This chapter begins in practice and works backward toward the theoretical question: Are there situations where managing conflict is enough... in which our socialized desire for conflict resolution may be more than is really needed for joint action?
We live in a world in which our environment is continuously changing. Organizations and communities are constantly dealing with new developments and pressures. A predictable and stable world surrounding organizations and communities is a luxury we used to take for granted that no longer exists.
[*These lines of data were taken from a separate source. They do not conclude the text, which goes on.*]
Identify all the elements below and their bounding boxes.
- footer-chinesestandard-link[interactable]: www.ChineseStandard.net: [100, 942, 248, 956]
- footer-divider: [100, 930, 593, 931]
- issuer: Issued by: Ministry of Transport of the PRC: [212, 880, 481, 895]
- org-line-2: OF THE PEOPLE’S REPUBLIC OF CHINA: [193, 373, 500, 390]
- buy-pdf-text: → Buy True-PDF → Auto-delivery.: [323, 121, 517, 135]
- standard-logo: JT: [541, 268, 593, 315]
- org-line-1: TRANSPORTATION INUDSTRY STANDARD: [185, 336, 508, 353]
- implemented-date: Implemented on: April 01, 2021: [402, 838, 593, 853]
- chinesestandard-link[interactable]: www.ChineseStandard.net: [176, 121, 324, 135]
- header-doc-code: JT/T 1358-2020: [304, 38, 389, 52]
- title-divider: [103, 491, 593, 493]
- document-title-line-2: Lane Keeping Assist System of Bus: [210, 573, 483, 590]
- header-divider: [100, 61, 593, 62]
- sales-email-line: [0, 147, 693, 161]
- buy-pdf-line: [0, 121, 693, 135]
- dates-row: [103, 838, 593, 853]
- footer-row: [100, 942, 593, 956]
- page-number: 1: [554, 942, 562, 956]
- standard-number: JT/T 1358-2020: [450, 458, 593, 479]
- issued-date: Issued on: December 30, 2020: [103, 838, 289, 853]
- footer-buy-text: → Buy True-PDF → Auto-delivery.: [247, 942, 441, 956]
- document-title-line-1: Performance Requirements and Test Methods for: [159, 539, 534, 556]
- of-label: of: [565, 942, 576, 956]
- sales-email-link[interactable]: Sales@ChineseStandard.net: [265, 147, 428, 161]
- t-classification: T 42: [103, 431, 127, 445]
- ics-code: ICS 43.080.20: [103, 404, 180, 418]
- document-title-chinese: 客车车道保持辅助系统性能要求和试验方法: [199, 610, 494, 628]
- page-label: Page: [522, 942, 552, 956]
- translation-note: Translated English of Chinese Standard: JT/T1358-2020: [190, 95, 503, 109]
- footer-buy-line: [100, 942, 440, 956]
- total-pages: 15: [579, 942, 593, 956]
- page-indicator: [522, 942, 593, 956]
In the United States, we are also living in communities and in organizations at work in which our diversity and our awareness of our differences in values, ethnicity, religion is increasing. Learning to manage these differences is becoming ever more important. This new situation requires organizations that are far more flexible and responsive than those in our past. It requires communities to develop ways of gathering people for input and planning immediately, not six months hence. It requires methods that can acknowledge and deal with differences, not suppress them in the service of homogeneity.Over the last fifteen years, practitioners who consult with organizations and communities have developed large-group methods of working with “the whole system” in large groups. These remarkable Large-Group Methods allow groups from fifty to several thousand to gather and work together. Billie Alban, an internationally known organization development (OD) practitioner and I have been studying these methods since the early 1990s. Our book, Large Group Interventions: Engaging the Whole System for Rapid Change (Bunker and Alban, 1997) is a conceptual overview of twelve major methods, what underlies their effectiveness, and why they work. In March 2005, we edited a special issue of The Journal of Applied Behavioral Science, which presented recent trends and developments in the use of these methods. This chapter represents our most recent thinking as we continue to develop our understanding of what these methods can do and how they work. The first three sections are about each of the types of methods now in use. The three types are Methods for Creating the Future, Methods of Work Design, and Methods for Discussion and Decision Making. After an explanation of each type of Large- Group Method and a case example, I will describe and speculate about the processes that allow conflict to be managed and sometimes resolved in these events. In the final section, underlying principles that make these methods effective in dealing with differences will be proposed.